Absolutely I see two ways to get started:

  1. If you'd like to file a PR into github.com/qri-io/starlib I can promise a through review there before we open a PR into this repo.
  2. We can use the same workflow we've been using, I'll open an initial PR that you can take over.

Either works for me, just let me know which you'd prefer @essobedo.

@adonovan:

What regexp syntax are implementations to use? I think the only sensible answer, for reasons of portability and asymptotic efficiency, is RE2. We should link to the RE2 Syntax page.

Very much agreed here. The PR we file should use RE2 syntax and link to current spec in package documentation.

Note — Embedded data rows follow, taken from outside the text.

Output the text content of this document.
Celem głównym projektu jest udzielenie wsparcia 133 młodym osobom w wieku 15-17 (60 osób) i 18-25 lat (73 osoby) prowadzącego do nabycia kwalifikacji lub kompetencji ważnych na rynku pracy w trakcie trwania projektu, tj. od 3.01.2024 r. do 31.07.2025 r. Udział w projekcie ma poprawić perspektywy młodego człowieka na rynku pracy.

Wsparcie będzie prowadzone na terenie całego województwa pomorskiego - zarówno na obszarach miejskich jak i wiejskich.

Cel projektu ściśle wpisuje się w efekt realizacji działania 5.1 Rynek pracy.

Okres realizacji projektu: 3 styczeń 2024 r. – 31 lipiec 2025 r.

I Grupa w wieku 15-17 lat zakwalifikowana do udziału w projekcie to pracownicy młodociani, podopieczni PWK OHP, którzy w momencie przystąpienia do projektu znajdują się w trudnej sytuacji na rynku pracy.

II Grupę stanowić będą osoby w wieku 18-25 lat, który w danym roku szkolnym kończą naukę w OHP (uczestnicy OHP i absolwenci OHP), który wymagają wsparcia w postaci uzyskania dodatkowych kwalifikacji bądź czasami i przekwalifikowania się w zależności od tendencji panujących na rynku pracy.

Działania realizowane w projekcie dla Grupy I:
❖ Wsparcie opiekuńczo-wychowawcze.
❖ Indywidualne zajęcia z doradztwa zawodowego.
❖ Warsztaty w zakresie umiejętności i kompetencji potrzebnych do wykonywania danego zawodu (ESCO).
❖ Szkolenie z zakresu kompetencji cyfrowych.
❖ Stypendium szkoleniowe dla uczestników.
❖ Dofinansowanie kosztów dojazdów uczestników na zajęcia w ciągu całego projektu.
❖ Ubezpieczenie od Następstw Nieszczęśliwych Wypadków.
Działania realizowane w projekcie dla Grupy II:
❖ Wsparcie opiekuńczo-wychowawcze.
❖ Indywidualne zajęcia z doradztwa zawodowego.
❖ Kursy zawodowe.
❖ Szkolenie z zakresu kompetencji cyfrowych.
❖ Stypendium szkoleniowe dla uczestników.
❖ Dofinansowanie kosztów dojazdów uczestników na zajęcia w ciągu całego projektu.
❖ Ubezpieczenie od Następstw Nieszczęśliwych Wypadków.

We should also make clear that byte-oriented features (i.e. just \C) are not supported, since these are infeasible to implement in Java or other languages whose strings are encoded as UTF-16.

Noted. Bonus points if we can provide a clear error when a user attempts to construct a regex with \C.

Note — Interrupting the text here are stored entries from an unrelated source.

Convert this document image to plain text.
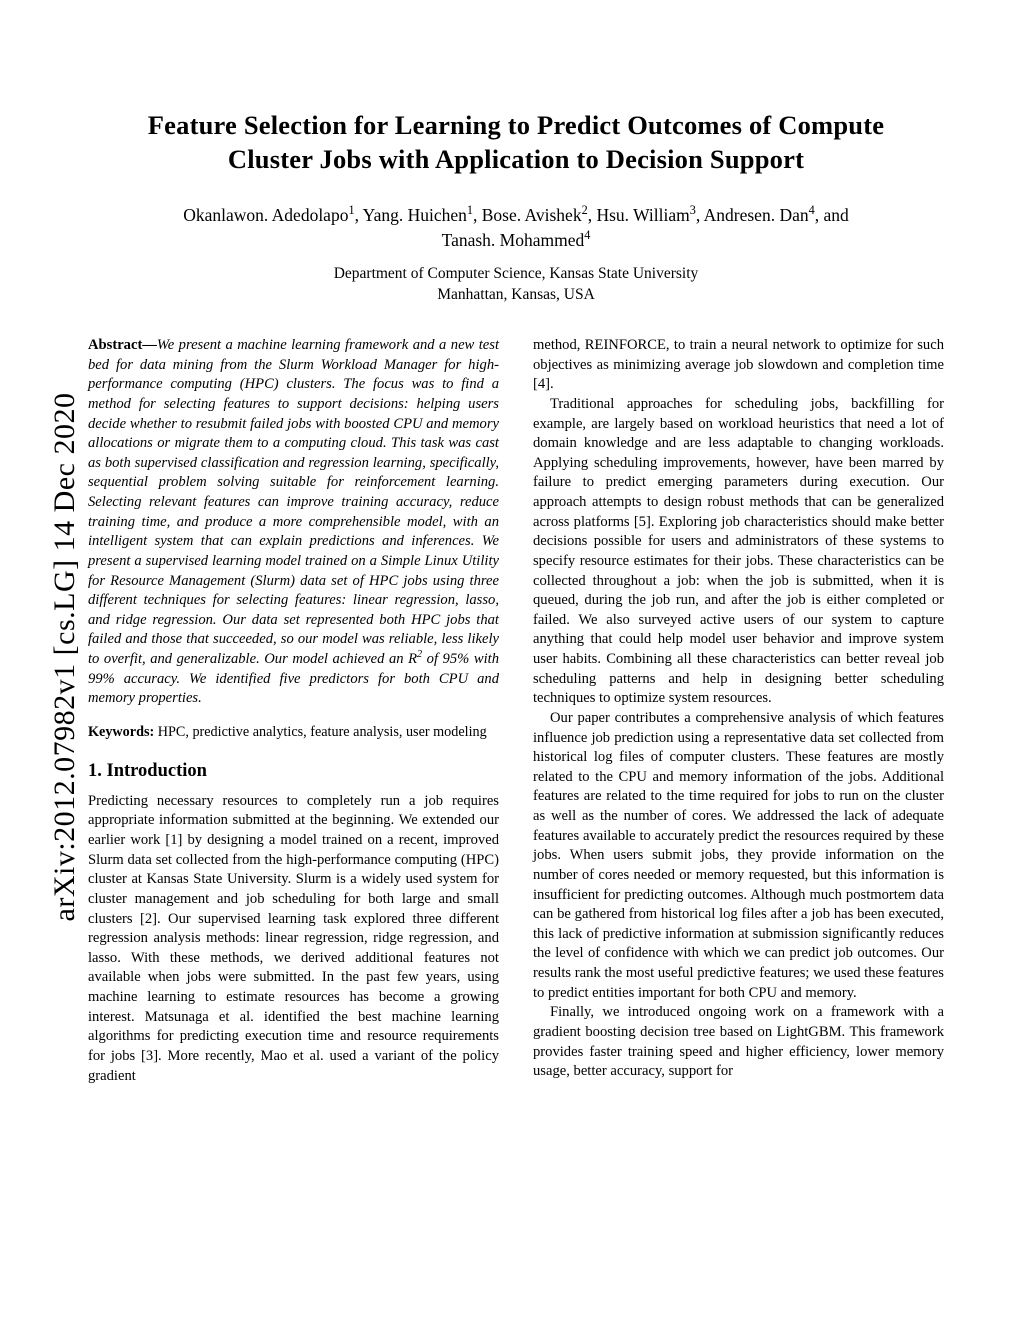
arXiv:2012.07982v1 [cs.LG] 14 Dec 2020
Feature Selection for Learning to Predict Outcomes of Compute Cluster Jobs with Application to Decision Support
Okanlawon. Adedolapo$^1$, Yang. Huichen$^1$, Bose. Avishek$^2$, Hsu. William$^3$, Andresen. Dan$^4$, and
Tanash. Mohammed$^4$
Department of Computer Science, Kansas State University
Manhattan, Kansas, USA
Abstract—We present a machine learning framework and a new test bed for data mining from the Slurm Workload Manager for high-performance computing (HPC) clusters. The focus was to find a method for selecting features to support decisions: helping users decide whether to resubmit failed jobs with boosted CPU and memory allocations or migrate them to a computing cloud. This task was cast as both supervised classification and regression learning, specifically, sequential problem solving suitable for reinforcement learning. Selecting relevant features can improve training accuracy, reduce training time, and produce a more comprehensible model, with an intelligent system that can explain predictions and inferences. We present a supervised learning model trained on a Simple Linux Utility for Resource Management (Slurm) data set of HPC jobs using three different techniques for selecting features: linear regression, lasso, and ridge regression. Our data set represented both HPC jobs that failed and those that succeeded, so our model was reliable, less likely to overfit, and generalizable. Our model achieved an $R^2$ of 95% with 99% accuracy. We identified five predictors for both CPU and memory properties.
Keywords: HPC, predictive analytics, feature analysis, user modeling
1. Introduction

Predicting necessary resources to completely run a job requires appropriate information submitted at the beginning. We extended our earlier work [1] by designing a model trained on a recent, improved Slurm data set collected from the high-performance computing (HPC) cluster at Kansas State University. Slurm is a widely used system for cluster management and job scheduling for both large and small clusters [2]. Our supervised learning task explored three different regression analysis methods: linear regression, ridge regression, and lasso. With these methods, we derived additional features not available when jobs were submitted. In the past few years, using machine learning to estimate resources has become a growing interest. Matsunaga et al. identified the best machine learning algorithms for predicting execution time and resource requirements for jobs [3]. More recently, Mao et al. used a variant of the policy gradient

method, REINFORCE, to train a neural network to optimize for such objectives as minimizing average job slowdown and completion time [4].

Traditional approaches for scheduling jobs, backfilling for example, are largely based on workload heuristics that need a lot of domain knowledge and are less adaptable to changing workloads. Applying scheduling improvements, however, have been marred by failure to predict emerging parameters during execution. Our approach attempts to design robust methods that can be generalized across platforms [5]. Exploring job characteristics should make better decisions possible for users and administrators of these systems to specify resource estimates for their jobs. These characteristics can be collected throughout a job: when the job is submitted, when it is queued, during the job run, and after the job is either completed or failed. We also surveyed active users of our system to capture anything that could help model user behavior and improve system user habits. Combining all these characteristics can better reveal job scheduling patterns and help in designing better scheduling techniques to optimize system resources.

Our paper contributes a comprehensive analysis of which features influence job prediction using a representative data set collected from historical log files of computer clusters. These features are mostly related to the CPU and memory information of the jobs. Additional features are related to the time required for jobs to run on the cluster as well as the number of cores. We addressed the lack of adequate features available to accurately predict the resources required by these jobs. When users submit jobs, they provide information on the number of cores needed or memory requested, but this information is insufficient for predicting outcomes. Although much postmortem data can be gathered from historical log files after a job has been executed, this lack of predictive information at submission significantly reduces the level of confidence with which we can predict job outcomes. Our results rank the most useful predictive features; we used these features to predict entities important for both CPU and memory.

Finally, we introduced ongoing work on a framework with a gradient boosting decision tree based on LightGBM. This framework provides faster training speed and higher efficiency, lower memory usage, better accuracy, support for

Should we offer separate compile/match operations?

I think we should go the interpreted language route, at least at first. It's a non-breaking change to add regex compilation later. Python's re package offers compile.

My question for you @adonovan: can we compile expressions on .Freeze()?

Do we need to offer variants of the match function that return indices, not substrings? What does Python do here?

I need to do a little more digging on this & report back. re.Match objects (the result of calling re.match) can be addressed by index. Your initial package API from above in this thread does not spec any kind of Match return type, which may allow us to sidestep the issue at first?

We should offer a function to quote RE metacharacters so that quote(s) is a regexp matching exactly and only s.

Noted!

Another thing to consider long-term is a cache of compiled regular expressions, my question here is more about where that should be stored, and establishing a policy on how packages should handle something like a cache. I'm assuming this should be stored on the starlark thread. I don't think this is needed for an initial implementation, but would be great to get some initial guidance

essobedo commented 3 years ago

Absolutely I see two ways to get started:

  1. If you'd like to file a PR into github.com/qri-io/starlib I can promise a through review there before we open a PR into this repo.
  2. We can use the same workflow we've been using, I'll open an initial PR that you can take over.

The way #2 would be great if it is possible for you

adonovan commented 3 years ago

can we compile expressions on .Freeze()?

I'm not sure I understand what you're getting at. Patterns are immutable, so their freeze method is a no-op. And compilation can fail, so you need to report the error immediately. Also, you can compile and run a pattern in the same module, before freeze comes into play.

b5 commented 3 years ago

Your confusion answers my question 😄. I was having trouble building a mental model of the point where compilation is happening

b5 commented 3 years ago

Before moving forward, I think we should double check that this is the API we'd like to target for an initial package. This is @adonovan's suggested API, and the one I think we should go with:

load("regexp")
rx = regexp.compile("b(an)*a")
rx.matches(str src)                       # returns bool
rx.find(str src)                          # returns text of match
rx.find_all(str src, int max)             # returns list of matches
rx.replace_all(str src , str or function) # returns replaced text
rx.find_submatches(str)                   # returns list of complete match and each subpattern match

I made a mistake in my earlier comment regarding compile/match. I should have said that I think se can slip the match operations at first, and just use this compile-only API to start with.